Harriet casually looped her arm through Alexander’s without her eyes ever leaving Sarah’s face.
Next to them, the drunken man let out a loud belch before humming something to himself.
Harriet didn’t seem to notice. “My lord, this is Sarah. Sarah owns this place—how magnificent is that? A female innkeeper?”
He nodded to Sarah. “Lovely to make your acquaintance, and congratulations on the inn.”
Something about the offhanded touch mere minutes after he’d heard the word fuck come out of her mouth set Alexander on edge. Or perhaps it was the knowledge that Harriet had no intention of ever touching him beyond these moments of playacting. And certainly, no intention of fucking him.
“Sorry to interrupt this”—Alexander swept a hand between the newly minted friends—“but do we have a room secured, darling? I’d like to dry off if that’s all right.” He wasn’t sure why, but he needed distance from her good mood.

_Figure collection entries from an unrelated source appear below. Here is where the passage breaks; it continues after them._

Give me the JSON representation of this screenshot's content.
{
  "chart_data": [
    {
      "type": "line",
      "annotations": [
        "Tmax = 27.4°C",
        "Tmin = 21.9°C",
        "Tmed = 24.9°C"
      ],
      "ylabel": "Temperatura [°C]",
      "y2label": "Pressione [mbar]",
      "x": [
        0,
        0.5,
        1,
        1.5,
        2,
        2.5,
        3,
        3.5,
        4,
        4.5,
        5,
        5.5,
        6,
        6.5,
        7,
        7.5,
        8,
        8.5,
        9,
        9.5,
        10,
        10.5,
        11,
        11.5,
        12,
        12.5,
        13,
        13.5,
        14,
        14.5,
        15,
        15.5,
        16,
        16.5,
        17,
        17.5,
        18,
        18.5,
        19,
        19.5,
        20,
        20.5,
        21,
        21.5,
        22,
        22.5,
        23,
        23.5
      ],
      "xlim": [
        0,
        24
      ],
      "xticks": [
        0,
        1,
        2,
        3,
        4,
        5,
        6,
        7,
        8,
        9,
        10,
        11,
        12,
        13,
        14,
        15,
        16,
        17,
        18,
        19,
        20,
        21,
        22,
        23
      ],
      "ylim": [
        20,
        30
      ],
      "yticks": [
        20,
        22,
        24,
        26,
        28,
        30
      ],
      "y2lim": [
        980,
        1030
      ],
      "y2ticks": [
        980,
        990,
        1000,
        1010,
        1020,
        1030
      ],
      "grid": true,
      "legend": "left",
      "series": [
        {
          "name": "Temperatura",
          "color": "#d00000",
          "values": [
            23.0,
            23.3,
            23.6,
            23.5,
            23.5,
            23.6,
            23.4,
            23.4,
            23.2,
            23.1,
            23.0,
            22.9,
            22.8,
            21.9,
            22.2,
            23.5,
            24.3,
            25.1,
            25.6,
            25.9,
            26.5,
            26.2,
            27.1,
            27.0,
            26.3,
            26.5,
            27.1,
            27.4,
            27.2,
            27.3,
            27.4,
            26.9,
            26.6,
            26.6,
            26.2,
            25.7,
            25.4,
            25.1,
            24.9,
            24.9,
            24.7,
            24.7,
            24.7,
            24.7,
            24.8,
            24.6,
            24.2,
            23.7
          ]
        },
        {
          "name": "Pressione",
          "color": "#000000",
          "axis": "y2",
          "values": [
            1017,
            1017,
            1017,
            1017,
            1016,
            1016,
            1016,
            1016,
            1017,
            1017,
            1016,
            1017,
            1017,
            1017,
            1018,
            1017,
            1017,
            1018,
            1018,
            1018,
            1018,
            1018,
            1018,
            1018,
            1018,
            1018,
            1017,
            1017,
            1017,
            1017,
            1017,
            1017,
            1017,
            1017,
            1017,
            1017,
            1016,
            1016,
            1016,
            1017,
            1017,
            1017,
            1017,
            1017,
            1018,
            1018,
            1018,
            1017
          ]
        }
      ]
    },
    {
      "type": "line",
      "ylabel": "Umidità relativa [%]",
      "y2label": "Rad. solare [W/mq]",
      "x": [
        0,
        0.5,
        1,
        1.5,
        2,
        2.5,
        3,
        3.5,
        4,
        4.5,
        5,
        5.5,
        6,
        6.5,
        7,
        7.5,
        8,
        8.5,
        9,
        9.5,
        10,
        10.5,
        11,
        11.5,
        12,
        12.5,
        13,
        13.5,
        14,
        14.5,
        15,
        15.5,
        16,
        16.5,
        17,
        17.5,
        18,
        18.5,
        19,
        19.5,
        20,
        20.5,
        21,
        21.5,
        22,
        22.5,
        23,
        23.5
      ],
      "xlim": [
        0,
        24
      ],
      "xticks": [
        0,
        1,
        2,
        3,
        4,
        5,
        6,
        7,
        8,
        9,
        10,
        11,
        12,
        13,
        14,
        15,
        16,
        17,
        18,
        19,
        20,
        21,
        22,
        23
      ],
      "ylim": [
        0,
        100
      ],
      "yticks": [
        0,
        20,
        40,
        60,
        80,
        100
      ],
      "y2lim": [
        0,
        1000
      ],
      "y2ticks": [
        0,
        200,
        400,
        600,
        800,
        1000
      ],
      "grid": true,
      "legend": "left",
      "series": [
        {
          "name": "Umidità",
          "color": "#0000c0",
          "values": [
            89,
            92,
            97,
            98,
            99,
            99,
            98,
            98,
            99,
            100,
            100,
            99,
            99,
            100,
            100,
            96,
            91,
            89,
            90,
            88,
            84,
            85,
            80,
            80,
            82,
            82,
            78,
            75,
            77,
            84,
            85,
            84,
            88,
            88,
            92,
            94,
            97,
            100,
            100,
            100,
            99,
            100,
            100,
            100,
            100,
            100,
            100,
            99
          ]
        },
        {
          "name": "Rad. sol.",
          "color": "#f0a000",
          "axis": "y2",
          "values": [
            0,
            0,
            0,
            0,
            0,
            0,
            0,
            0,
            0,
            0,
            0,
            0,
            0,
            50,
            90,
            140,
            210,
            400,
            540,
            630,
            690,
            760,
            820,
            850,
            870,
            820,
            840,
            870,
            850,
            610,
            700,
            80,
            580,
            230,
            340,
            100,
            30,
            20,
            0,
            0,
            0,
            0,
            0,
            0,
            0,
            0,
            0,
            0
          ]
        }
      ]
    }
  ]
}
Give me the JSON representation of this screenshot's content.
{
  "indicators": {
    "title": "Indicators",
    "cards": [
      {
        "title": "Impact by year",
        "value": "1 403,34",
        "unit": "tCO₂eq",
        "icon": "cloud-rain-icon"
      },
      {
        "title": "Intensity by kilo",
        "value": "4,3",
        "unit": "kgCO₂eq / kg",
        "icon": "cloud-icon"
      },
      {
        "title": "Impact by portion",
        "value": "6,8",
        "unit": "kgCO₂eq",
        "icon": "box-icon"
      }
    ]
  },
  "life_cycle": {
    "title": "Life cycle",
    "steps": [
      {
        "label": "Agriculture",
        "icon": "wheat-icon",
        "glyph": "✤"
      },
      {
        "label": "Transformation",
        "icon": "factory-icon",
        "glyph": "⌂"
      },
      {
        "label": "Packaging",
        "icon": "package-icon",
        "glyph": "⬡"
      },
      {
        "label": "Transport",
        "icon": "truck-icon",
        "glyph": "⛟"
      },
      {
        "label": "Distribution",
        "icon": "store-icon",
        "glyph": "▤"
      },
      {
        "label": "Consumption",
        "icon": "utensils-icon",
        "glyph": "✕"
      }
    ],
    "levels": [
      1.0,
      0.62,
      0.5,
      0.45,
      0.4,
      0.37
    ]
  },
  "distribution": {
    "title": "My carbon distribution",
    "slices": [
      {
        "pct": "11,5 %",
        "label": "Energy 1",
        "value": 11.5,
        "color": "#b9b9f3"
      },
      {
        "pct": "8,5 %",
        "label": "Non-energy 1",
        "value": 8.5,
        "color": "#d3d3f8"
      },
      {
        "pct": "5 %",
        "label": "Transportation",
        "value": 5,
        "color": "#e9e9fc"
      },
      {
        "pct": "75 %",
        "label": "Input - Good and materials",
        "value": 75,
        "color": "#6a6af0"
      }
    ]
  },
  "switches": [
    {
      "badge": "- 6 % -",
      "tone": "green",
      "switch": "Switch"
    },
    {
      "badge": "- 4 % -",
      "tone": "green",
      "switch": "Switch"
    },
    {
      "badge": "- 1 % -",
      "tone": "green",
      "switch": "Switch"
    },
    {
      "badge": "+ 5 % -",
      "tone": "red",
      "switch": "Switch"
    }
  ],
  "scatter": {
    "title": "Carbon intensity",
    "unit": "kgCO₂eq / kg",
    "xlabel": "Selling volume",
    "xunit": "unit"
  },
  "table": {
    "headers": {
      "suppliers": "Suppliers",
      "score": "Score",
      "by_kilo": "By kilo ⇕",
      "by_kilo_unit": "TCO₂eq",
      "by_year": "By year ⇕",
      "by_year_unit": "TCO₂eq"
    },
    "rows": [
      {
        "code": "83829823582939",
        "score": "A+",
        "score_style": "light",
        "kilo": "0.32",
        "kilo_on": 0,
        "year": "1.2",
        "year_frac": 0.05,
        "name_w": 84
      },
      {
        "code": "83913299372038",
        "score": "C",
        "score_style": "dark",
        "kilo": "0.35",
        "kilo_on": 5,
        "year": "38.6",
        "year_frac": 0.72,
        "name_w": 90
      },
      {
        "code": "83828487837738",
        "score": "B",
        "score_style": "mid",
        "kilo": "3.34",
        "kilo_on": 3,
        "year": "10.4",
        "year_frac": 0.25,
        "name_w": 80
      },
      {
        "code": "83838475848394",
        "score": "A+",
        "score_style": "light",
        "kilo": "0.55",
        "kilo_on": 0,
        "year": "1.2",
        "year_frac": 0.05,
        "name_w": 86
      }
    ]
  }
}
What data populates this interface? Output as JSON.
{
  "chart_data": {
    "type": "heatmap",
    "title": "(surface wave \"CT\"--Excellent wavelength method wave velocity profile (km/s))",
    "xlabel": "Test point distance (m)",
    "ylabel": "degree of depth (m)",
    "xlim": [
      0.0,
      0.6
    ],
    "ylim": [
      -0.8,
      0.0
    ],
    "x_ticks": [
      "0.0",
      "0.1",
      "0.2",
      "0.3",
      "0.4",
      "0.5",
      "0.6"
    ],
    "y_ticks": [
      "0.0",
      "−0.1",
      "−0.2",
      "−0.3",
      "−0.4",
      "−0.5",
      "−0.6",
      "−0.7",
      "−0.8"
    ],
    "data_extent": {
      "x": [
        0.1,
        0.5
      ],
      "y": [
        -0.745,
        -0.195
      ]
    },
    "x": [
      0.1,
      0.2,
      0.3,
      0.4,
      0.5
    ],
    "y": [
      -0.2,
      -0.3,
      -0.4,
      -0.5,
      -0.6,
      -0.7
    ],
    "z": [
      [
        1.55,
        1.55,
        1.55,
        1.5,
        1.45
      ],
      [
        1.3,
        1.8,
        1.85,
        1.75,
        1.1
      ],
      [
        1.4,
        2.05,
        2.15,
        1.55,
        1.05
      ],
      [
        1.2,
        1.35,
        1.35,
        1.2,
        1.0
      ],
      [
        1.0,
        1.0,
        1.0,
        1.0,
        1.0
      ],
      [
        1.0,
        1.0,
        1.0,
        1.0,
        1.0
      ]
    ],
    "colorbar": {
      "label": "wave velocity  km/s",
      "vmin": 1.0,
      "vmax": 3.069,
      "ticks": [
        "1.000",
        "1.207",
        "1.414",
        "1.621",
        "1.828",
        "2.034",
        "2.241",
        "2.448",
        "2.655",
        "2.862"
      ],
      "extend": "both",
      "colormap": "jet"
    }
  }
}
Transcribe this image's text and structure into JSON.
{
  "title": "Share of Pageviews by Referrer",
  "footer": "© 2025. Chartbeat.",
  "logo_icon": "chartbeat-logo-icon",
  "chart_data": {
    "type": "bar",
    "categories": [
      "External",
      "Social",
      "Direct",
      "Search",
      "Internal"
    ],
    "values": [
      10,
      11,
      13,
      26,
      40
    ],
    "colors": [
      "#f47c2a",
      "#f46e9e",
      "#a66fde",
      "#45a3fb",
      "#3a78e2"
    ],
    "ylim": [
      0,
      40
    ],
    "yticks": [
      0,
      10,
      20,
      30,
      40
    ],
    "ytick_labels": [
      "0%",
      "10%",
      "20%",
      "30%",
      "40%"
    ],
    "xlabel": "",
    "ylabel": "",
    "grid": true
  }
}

His undue sullenness would surely puncture her happiness.
“Of course, my lord,” Sarah responded, “you are upstairs, the third door on the left. I had Ruthie make it up for you, she should be almost done. Would you like to take your dinner upstairs?”
“Yes, thank you,” Alexander replied, just as Harriet said, “No, we’ll eat down here!”
Alexander loathed the idea of acting cheerful right now, although he couldn’t have said why he felt the need to perform for her at all.
Surely a man could enjoy a bout of disagreeableness from time to time.
However, he knew Harriet well enough to know she wouldn’t be moved, and he didn’t relish the idea of her eating downstairs without him, so he nodded his acquiescence before heading to the room to freshen up.
Alexander washed himself in the basin and then sat gingerly on the end of the bed in the small though well-appointed room.
He was not a slight man, and inns always made him feel even larger.
He scrubbed his hands through his hair, no doubt messing it up further; his valet would be quite put out seeing him now.
Alexander laughed, imagining explaining himself to the man.
“Coleson, I know I seem in a state right now. As it happens, I can’t stop thinking about my wife, which might sound perfectly acceptable, only I’ve found out I’m never to bed her. Ever.”
Damn if he wasn’t a bit disappointed that telling the truth had cost him having her, even just once.
It shouldn’t have felt such a great loss; he hadn’t even noticed the lass before the Dunley ball—fool that he was.
Even if he had noticed her then, it wouldn’t have done him any good, he reminded himself.
He didn’t court unmarried ladies or dally with innocents.
He was noticing her just fine now, as his cock was eager to point out. Indeed, for the next week he was to be tormented by her lips, which never stopped moving, and the citrusy scent of her, and her massive pile of chestnut hair, which was always escaping her terrible coiffures.
God, but he needed to get this wedding over with so he could go back to London, back to a place with women he actually could swive, back to drinking at White’s on Tuesdays, back to courting widows at balls. Back to who he was.